今回はそんな本書の東北版の中から、青森、山形、福島を中心とする怪異や妖怪を担当した寺西政洋さんが最も恐ろしいと感じた話「八甲田山の亡霊」を出張掲載する。

寺西さんはブログサイト「【妖怪図鑑】 新版TYZ」を運営し、「日本現代怪異事典 副読本」では妖怪のイラストを寄稿するなど、イラストレーターとしも活動している。


日本怪異妖怪事典 東北』(笠間書院)

八甲田山の亡霊(はっこうださんのぼうれい)

 明治35年(1902)1月、陸軍第八師団の青森歩兵第五連隊は雪中行軍の最中に八甲田山(青森県青森市)で遭難し、参加者210名中199名が死亡した。遭難事故の凄惨(せいさん)な記憶は深く刻まれ、遭難者の霊にまつわる怪談がいくつも語られた。八甲田山自体も心霊スポット扱いされ、しばしば恐怖や好奇の視線を向けられる。

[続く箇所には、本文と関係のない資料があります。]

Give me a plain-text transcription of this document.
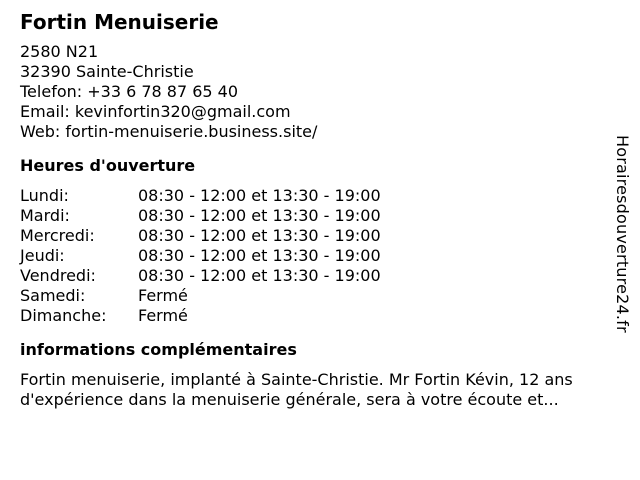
Fortin Menuiserie
2580 N21
32390 Sainte-Christie
Telefon: +33 6 78 87 65 40
Email: kevinfortin320@gmail.com
Web: fortin-menuiserie.business.site/
Heures d'ouverture
Lundi:	08:30 - 12:00 et 13:30 - 19:00
Mardi:	08:30 - 12:00 et 13:30 - 19:00
Mercredi:	08:30 - 12:00 et 13:30 - 19:00
Jeudi:	08:30 - 12:00 et 13:30 - 19:00
Vendredi:	08:30 - 12:00 et 13:30 - 19:00
Samedi:	Fermé
Dimanche:	Fermé
informations complémentaires
Fortin menuiserie, implanté à Sainte-Christie. Mr Fortin Kévin, 12 ans d'expérience dans la menuiserie générale, sera à votre écoute et...
Horairesdouverture24.fr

 明治35年2月の『万朝報(よろずちょうほう)』では「凍死軍隊の幽霊」の題で、無人の第五連隊兵舎の廊下で、足音や「今帰ってきた」という声が聞こえたと報じられている。

 事故後の吹雪の夜、兵営の歩哨(ほしょう)は遠くから「寒い、寒い」「歩調とれ、かしらー右」といった声や大勢の軍靴の音を聞いたともいう。(北彰介(編)『青森県の怪談』)

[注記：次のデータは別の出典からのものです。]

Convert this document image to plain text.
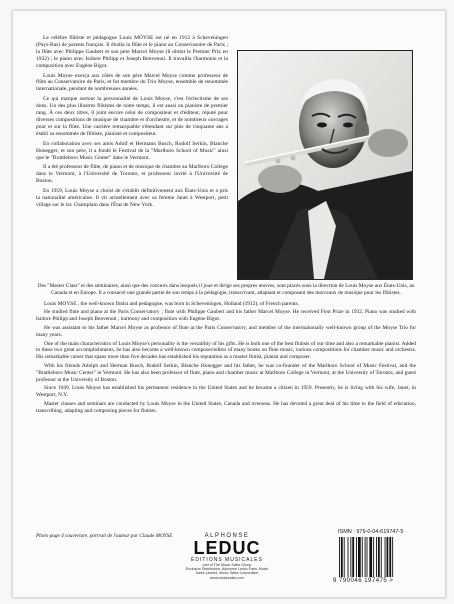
Le célèbre flûtiste et pédagogue Louis MOYSE est né en 1912 à Scheveningen (Pays-Bas) de parents français. Il étudia la flûte et le piano au Conservatoire de Paris ; la flûte avec Philippe Gaubert et son père Marcel Moyse (il obtint le Premier Prix en 1932) ; le piano avec Isidore Philipp et Joseph Benvenuti. Il travailla l'harmonie et la composition avec Eugène Bigot.

Louis Moyse exerça aux côtés de son père Marcel Moyse comme professeur de flûte au Conservatoire de Paris, et fut membre du Trio Moyse, ensemble de renommée internationale, pendant de nombreuses années.

Ce qui marque surtout la personnalité de Louis Moyse, c'est l'éclectisme de ses dons. Un des plus illustres flûtistes de notre temps, il est aussi un pianiste de premier rang. À ces deux titres, il joint encore celui de compositeur et d'éditeur, réputé pour diverses compositions de musique de chambre et d'orchestre, et de nombreux ouvrages pour et sur la flûte. Une carrière remarquable s'étendant sur plus de cinquante ans a établi sa renommée de flûtiste, pianiste et compositeur.

En collaboration avec ses amis Adolf et Hermann Busch, Rudolf Serkin, Blanche Honegger, et son père, il a fondé le Festival de la "Marlboro School of Music" ainsi que le "Brattleboro Music Center" dans le Vermont.

Il a été professeur de flûte, de piano et de musique de chambre au Marlboro College dans le Vermont, à l'Université de Toronto, et professeur invité à l'Université de Boston.

En 1959, Louis Moyse a choisi de s'établir définitivement aux États-Unis et a pris la nationalité américaine. Il vit actuellement avec sa femme Janet à Westport, petit village sur le lac Champlain dans l'État de New York.

Des "Master Class" et des séminaires, ainsi que des concerts dans lesquels il joue et dirige ses propres œuvres, sont placés sous la direction de Louis Moyse aux États-Unis, au Canada et en Europe. Il a consacré une grande partie de son temps à la pédagogie, transcrivant, adaptant et composant des morceaux de musique pour les flûtistes.

Louis MOYSE , the well-known flutist and pedagogue, was born in Scheveningen, Holland (1912), of French parents.

He studied flute and piano at the Paris Conservatory ; flute with Philippe Gaubert and his father Marcel Moyse. He received First Prize in 1932. Piano was studied with Isidore Philipp and Joseph Benvenuti ; harmony and composition with Eugène Bigot.

He was assistant to his father Marcel Moyse as professor of flute at the Paris Conservatory, and member of the internationally well-known group of the Moyse Trio for many years.

One of the main characteristics of Louis Moyse's personality is the versatility of his gifts. He is both one of the best flutists of our time and also a remarkable pianist. Added to these two great accomplishments, he has also become a well-known composer/editor of many books on flute music, various compositions for chamber music and orchestra. His remarkable career that spans more than five decades has established his reputation as a master flutist, pianist and composer.

With his friends Adolph and Herman Busch, Rudolf Serkin, Blanche Honegger and his father, he was co-founder of the Marlboro School of Music Festival, and the "Brattleboro Music Center" in Vermont. He has also been professor of flute, piano and chamber music at Marlboro College in Vermont, at the University of Toronto, and guest professor at the University of Boston.

Since 1949, Louis Moyse has established his permanent residence in the United States and he became a citizen in 1959. Presently, he is living with his wife, Janet, in Westport, N.Y.

Master classes and seminars are conducted by Louis Moyse in the United States, Canada and overseas. He has devoted a great deal of his time to the field of education, transcribing, adapting and composing pieces for flutists.

Photo page 4 couverture, portrait de l'auteur par Claude MOYSE	ALPHONSE
LEDUC
ÉDITIONS MUSICALES
part of The Music Sales Group
Exclusive Distributors: Alphonse Leduc Paris, Music Sales Limited, Music Sales Corporation
www.musicsales.com
ISMN : 979-0-04-619747-5
9 790046 197475 >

 遭難事故の知名度を押し上げたのが、新田次郎の小説『八甲田山死の彷徨(ほうこう)』(昭和46年)と、その映画化作品『八甲田山』(昭和52年)である。新田は取材で青森を訪れ、全身が氷に覆われた兵士が前を通る夢を見たという。新田に資料を提供した小笠原孤酒(おがさわらこしゅ)も遭難死した兵士の夢を何度も見ており、自分のことを正確に書き残してほしいと名を告げられることさえあったと語っている。新田によれば、亡霊の足音が聞こえると騒ぎになった際、ある連隊長が「遭難死した兵士は靖国(やすくに)神社に合祀(ごうし)されることになったのでもう迷うな」と一喝し号令をかけると、足音が遠ざかっていったという。ただし、実際は八甲田山の遭難者は靖国神社に合祀されていない。